Further, the government has committed to reinvigorating foundation skills programs and facilitating greater support for community-based and culturally safe pathways to training.

“More Australians will be able to develop the language, literacy, numeracy and digital skills they need to participate successfully in work, education and the community.

“The Australian Skills Guarantee will ensure more Australians can gain a high-quality apprenticeship and help address long-term gender inequality issues in apprenticeships. The guarantee will set national targets for apprentices plus specific targets for women apprentices and trainees on major government-funded construction and ICT projects.

“These targets will aim to double women in apprenticeship and traineeship roles in construction projects, and triple trade apprenticeships roles by 2030,” the Treasurer said. 

Responses so far

Various organisations and bodies were quick to make their opinion known on this year’s budget.

On the training and education front, the Independent Tertiary Education Council Australia (ITECA) said investment in vocational training is a “welcome step” towards addressing the nation’s skills shortage. That being said, the council said to make the investment more effective, the government should’ve put students “at the centre of the system”.

“Framed amidst a challenging business environment, this budget needed to put students at the centre of skills funding decisions. In failing to do so, an opportunity was missed,” said Troy Williams, chief executive of the ITECA.

The budget’s funding commitments that preference public providers are limiting, Mr Williams noted, “as they do not offer students the full range of courses needed to address the skills shortage”.

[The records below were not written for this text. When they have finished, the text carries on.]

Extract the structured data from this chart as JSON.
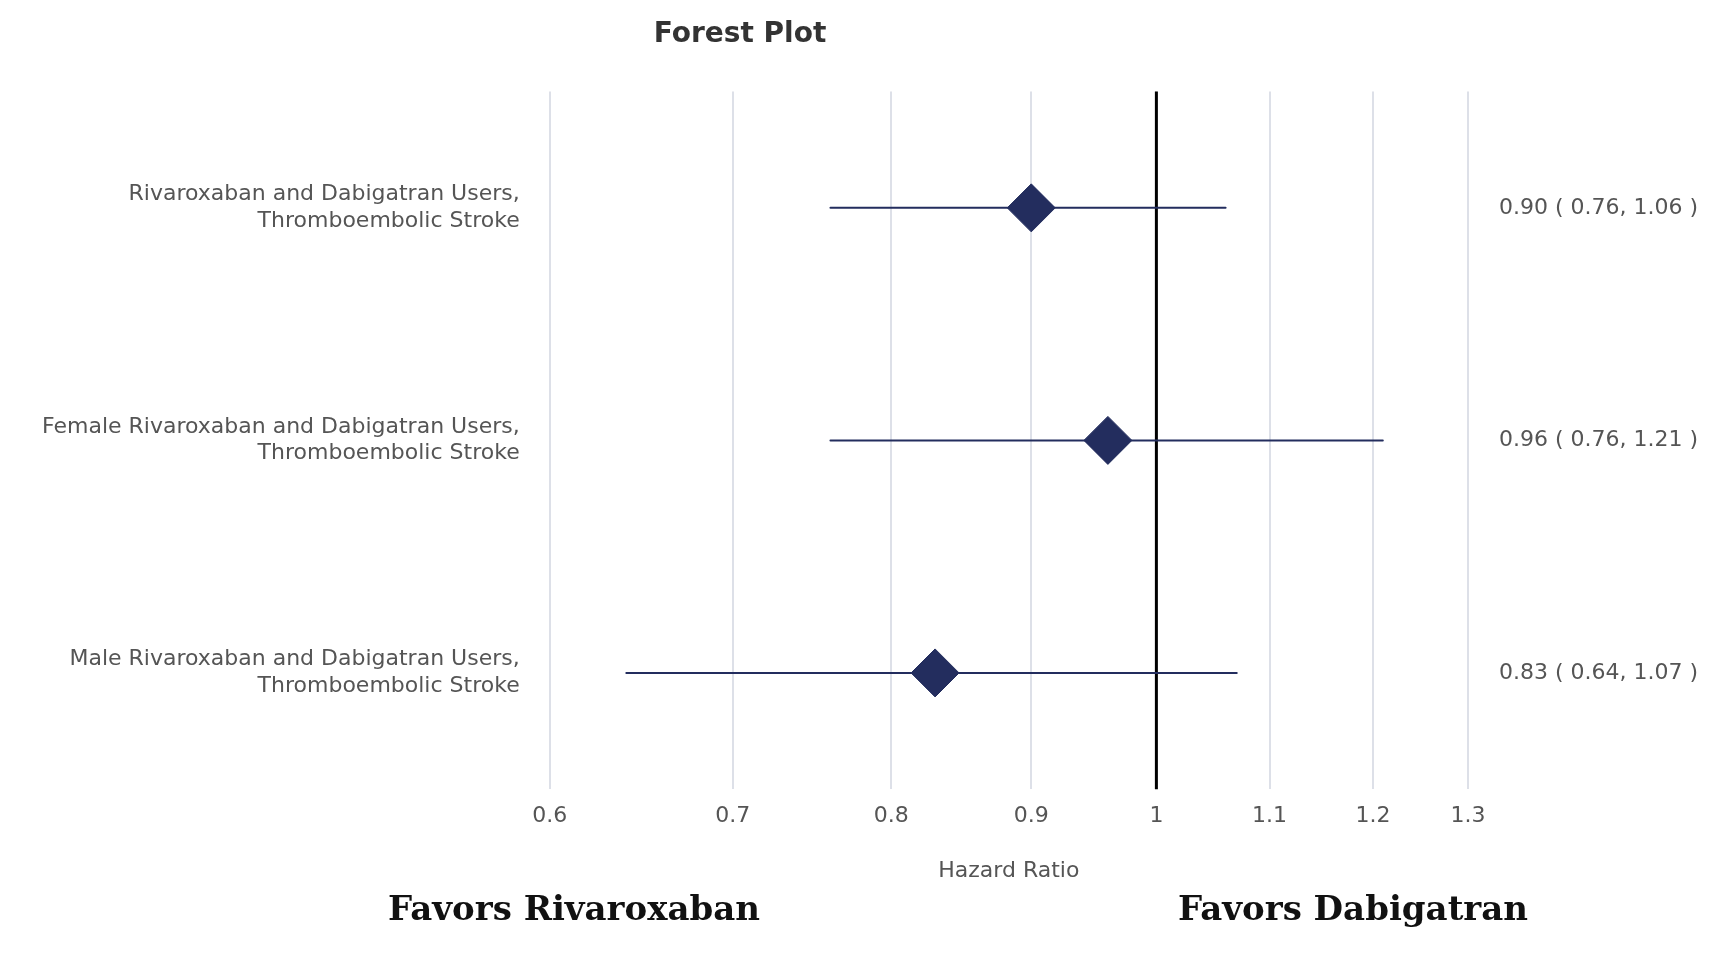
{
  "chart_data": {
    "type": "scatter",
    "title": "Forest Plot",
    "xlabel": "Hazard Ratio",
    "orientation": "horizontal",
    "categories": [
      "Rivaroxaban and Dabigatran Users, Thromboembolic Stroke",
      "Female Rivaroxaban and Dabigatran Users, Thromboembolic Stroke",
      "Male Rivaroxaban and Dabigatran Users, Thromboembolic Stroke"
    ],
    "values": [
      0.9,
      0.96,
      0.83
    ],
    "errors": [
      [
        0.76,
        1.06
      ],
      [
        0.76,
        1.21
      ],
      [
        0.64,
        1.07
      ]
    ],
    "value_labels": [
      "0.90 ( 0.76, 1.06 )",
      "0.96 ( 0.76, 1.21 )",
      "0.83 ( 0.64, 1.07 )"
    ],
    "color": "#232d5e",
    "marker": "diamond",
    "log": "x",
    "grid": "x",
    "xlim": [
      0.6,
      1.3
    ],
    "xticks": [
      0.6,
      0.7,
      0.8,
      0.9,
      1,
      1.1,
      1.2,
      1.3
    ],
    "ref_lines": [
      {
        "axis": "x",
        "value": 1,
        "color": "#000000"
      }
    ],
    "annotations": [
      "Favors Rivaroxaban",
      "Favors Dabigatran"
    ]
  }
}
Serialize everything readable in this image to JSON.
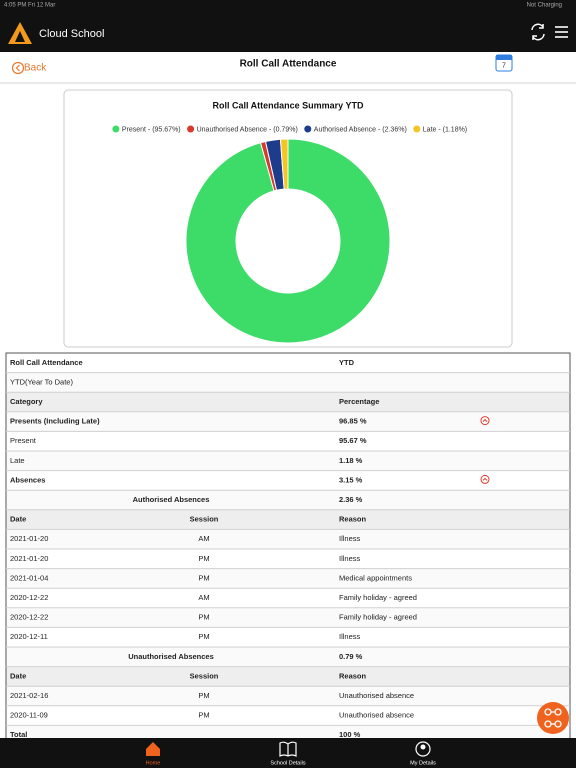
{
  "status_bar": {
    "left": "4:05 PM  Fri 12 Mar",
    "right": "Not Charging"
  },
  "app_bar": {
    "title": "Cloud School"
  },
  "nav": {
    "back": "Back",
    "title": "Roll Call Attendance",
    "calendar_day": "7"
  },
  "chart_data": {
    "type": "pie",
    "donut": true,
    "title": "Roll Call Attendance Summary YTD",
    "categories": [
      "Present - (95.67%)",
      "Unauthorised Absence - (0.79%)",
      "Authorised Absence - (2.36%)",
      "Late - (1.18%)"
    ],
    "values": [
      95.67,
      0.79,
      2.36,
      1.18
    ],
    "colors": [
      "#3ddc68",
      "#d8392b",
      "#1e3c8c",
      "#f5c623"
    ]
  },
  "table": {
    "rows": [
      [
        "Roll Call Attendance",
        "YTD"
      ],
      [
        "YTD(Year To Date)"
      ],
      [
        "Category",
        "Percentage"
      ],
      [
        "Presents (Including Late)",
        "96.85 %"
      ],
      [
        "Present",
        "95.67 %"
      ],
      [
        "Late",
        "1.18 %"
      ],
      [
        "Absences",
        "3.15 %"
      ],
      [
        "Authorised Absences",
        "2.36 %"
      ],
      [
        "Date",
        "Session",
        "Reason"
      ],
      [
        "2021-01-20",
        "AM",
        "Illness"
      ],
      [
        "2021-01-20",
        "PM",
        "Illness"
      ],
      [
        "2021-01-04",
        "PM",
        "Medical appointments"
      ],
      [
        "2020-12-22",
        "AM",
        "Family holiday - agreed"
      ],
      [
        "2020-12-22",
        "PM",
        "Family holiday - agreed"
      ],
      [
        "2020-12-11",
        "PM",
        "Illness"
      ],
      [
        "Unauthorised Absences",
        "0.79 %"
      ],
      [
        "Date",
        "Session",
        "Reason"
      ],
      [
        "2021-02-16",
        "PM",
        "Unauthorised absence"
      ],
      [
        "2020-11-09",
        "PM",
        "Unauthorised absence"
      ],
      [
        "Total",
        "100 %"
      ]
    ]
  },
  "bottom_nav": [
    "Home",
    "School Details",
    "My Details"
  ]
}
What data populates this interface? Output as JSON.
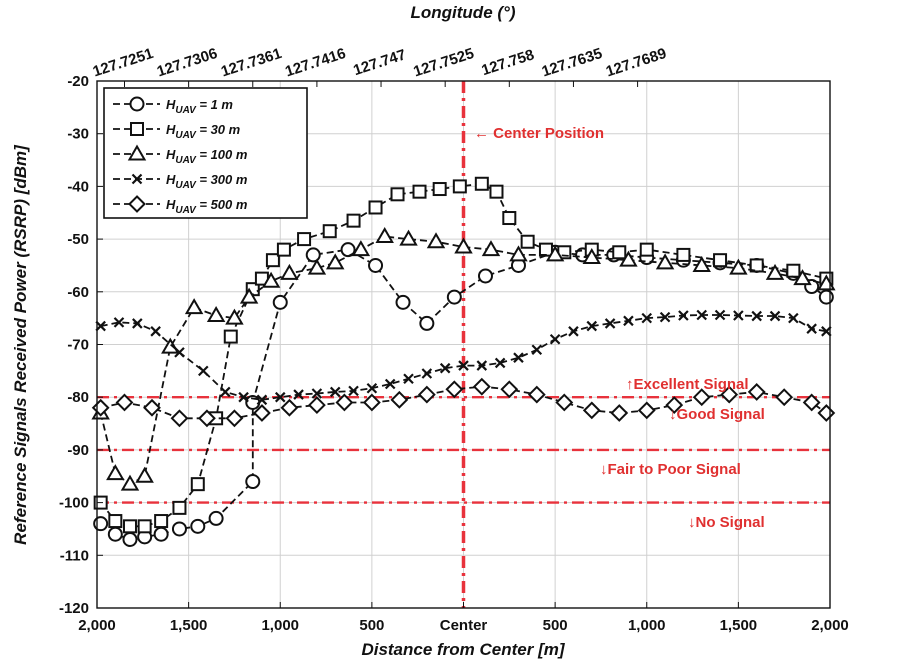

“The taxpayer’s investment in skills training should allow students to choose the training organisation that is best able to help them achieve their life and career goals. The budget didn’t deliver this ambition,” he said.

“Students want government to back their decision to study with the provider of their choice. ITECA believes that this is necessary to maximise the impact of the budget’s investment in skills and support the growth of Australia’s workforce.

Committee for Economic Development of Australia (CEDA) chief economist Jarrod Ball also offered his thoughts, noting the budget “strikes the right balance between delivering targeted support to vulnerable Australians amid the cost-of-living crunch, while taking modest steps on fiscal repair”.

“The government has delivered budget restraint in line with the current economic challenges of high inflation and an uncertain economic outlook,” he said.

“Targeted measures such as increasing eligibility for the single parenting payment, modest JobSeeker increases, housing support, enhanced healthcare support and energy price relief are sensible and proportionate in the current environment. Stronger increases in income support for vulnerable Australians will be critical as economic and fiscal circumstances permit. 

“The government is to be commended for continuing to bank the spoils of a temporary tax windfall thanks to high commodity prices, the strong jobs market and healthy company profits. This budget returns 82 per cent of these windfalls while maintaining real spending growth at just 0.6 per cent a year. 

“It is encouraging to see debt will peak lower and earlier. But there’s much more work to do to ensure that the budget is brought back into balance over the medium term — despite this year’s blink-and-you-miss-it surplus.”

Looking ahead, Mr Ball noted this budget’s projected shrinking fiscal gap over the medium term “is predicated on continuing strength in the labour market, delivering higher tax receipts and lower expenditure growth”.

“Serious tax reform remains critical to shoring up the medium-term position by strengthening our capacity to afford growing demand for critical services and supports while driving greater investment and workforce participation,” he flagged.